2. The plaintiff's case was that the defendant petitioner erected a building on his premises in contravention of the rule regarding side space. The rule then in existence provided that there should be a three feet side space. In 1937 the rule was amended and it prescribed a four feet wide space. Before the new rule had been introduced the defendant bad obtained sanction of the Tollygunge Municipality and had erected the first storey of his building in accordance with those rules. In 1946, the defendant erected a second storey in accordance with the old plan which had provided for two storied building and had practically finished construction when the present suit was instituted against the defendant by the plaintiffs alleging a breach of the rule regarding side space. There was an application for injunction by the plaintiffs which was granted and subsequently dissolved on the defendant undertaking to remove any structure if it were found in the suit that it contravened the provisions regarding side space. In November 1947 for the first time the plaintiffs applied for an amendment of their plaint. They alleged that not only had the side space rule been infringed but that the defendant had also infringed the rule regarding back space and they wished to amend their plaint by adding that the defendant had infringed the rule regarding backspace. The defendant opposed this amendment on the footing that it introduced an entirely new cause of action. The learned Munsif negatived the contention of the defendant and allowed the amendment. Against that order the present rule has been obtained.

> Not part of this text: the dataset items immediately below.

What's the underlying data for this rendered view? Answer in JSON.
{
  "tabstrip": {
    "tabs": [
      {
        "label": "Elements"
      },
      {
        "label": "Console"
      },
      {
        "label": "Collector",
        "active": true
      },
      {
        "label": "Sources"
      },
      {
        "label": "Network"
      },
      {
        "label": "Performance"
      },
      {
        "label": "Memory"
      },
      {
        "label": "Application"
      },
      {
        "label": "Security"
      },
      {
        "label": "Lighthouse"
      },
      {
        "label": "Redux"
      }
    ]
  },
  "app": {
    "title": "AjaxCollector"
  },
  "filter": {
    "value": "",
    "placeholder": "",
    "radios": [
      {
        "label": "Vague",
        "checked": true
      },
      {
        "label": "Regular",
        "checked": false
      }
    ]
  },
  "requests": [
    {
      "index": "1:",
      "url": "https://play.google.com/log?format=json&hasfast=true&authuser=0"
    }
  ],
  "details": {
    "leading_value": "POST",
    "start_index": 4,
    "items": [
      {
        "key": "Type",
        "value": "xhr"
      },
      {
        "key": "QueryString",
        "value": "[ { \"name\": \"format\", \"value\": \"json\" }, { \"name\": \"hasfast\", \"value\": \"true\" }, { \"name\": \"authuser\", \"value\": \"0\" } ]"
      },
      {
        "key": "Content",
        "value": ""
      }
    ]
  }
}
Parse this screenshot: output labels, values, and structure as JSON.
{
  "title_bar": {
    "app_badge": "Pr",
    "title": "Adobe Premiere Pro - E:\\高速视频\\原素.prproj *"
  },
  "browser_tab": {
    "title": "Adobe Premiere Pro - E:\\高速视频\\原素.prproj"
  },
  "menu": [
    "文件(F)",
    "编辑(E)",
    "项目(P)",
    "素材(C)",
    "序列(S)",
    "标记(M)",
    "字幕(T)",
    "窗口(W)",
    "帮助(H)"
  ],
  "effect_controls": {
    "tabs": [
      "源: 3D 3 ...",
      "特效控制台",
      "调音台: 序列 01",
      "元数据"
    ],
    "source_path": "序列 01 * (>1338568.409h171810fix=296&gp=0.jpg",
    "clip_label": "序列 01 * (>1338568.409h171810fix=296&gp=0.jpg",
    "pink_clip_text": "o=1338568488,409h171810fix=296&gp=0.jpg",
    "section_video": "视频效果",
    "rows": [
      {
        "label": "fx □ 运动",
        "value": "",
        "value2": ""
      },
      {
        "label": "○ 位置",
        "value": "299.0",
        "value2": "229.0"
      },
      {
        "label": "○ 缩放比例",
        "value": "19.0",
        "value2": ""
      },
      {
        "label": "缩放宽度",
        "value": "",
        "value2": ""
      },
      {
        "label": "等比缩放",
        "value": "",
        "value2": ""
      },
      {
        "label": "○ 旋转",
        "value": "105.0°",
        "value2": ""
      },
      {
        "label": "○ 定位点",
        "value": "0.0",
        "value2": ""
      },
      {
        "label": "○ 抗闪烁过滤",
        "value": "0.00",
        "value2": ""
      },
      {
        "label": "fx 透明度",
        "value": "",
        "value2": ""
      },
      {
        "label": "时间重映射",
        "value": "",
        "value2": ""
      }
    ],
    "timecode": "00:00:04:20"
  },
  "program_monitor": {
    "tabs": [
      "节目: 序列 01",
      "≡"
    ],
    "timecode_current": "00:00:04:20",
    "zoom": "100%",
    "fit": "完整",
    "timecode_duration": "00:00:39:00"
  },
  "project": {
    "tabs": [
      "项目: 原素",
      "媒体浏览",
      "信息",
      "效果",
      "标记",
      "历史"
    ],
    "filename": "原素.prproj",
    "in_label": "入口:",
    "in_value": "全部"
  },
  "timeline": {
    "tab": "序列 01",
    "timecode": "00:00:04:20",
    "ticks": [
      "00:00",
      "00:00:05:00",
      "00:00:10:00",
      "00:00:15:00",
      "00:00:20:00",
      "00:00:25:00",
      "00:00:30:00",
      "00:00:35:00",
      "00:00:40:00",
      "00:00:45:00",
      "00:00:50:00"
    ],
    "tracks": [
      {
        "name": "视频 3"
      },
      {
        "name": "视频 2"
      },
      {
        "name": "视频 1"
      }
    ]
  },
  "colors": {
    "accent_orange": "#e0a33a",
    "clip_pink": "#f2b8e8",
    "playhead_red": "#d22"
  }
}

3. It seems quite clear to me that the allowing of this amendment would introduce an entirely new cause of action. The suit was baaed on the infringement of a particular rule regarding side space. The plaintiffs cannot be allowed at this late stage to make out an additional and independant case of an infringement of quite a different rule which relates to the back space. The learned advocate appearing in opposition to the rule stated that at the time of the suit back space rule had not been infringed but that subsequent to the filing of the suit a permanent structure was erected on the back space. If that be so, it seems to me that the case of the plaintiffs for an amendment becomes still less maintain-able. The suit was based on a certain cause of action. If a fresh cause of action has arisen after the institution of the suit, the plaintiffs may very well institute another suit on this cause of action. I see no reason why they should be allowed to introduce a fresh and independent cause of action in a suit which they instituted at a time when the infringement subsequently alleged did not exist.

4. In these circumstances I set aside the order of the learned Munsif and disallow the amendment with costs here and in the Court below against opposite parties Nos. 1 to 4 represented by Mr. Hemanta Kumar Bose. The rule is made absolute.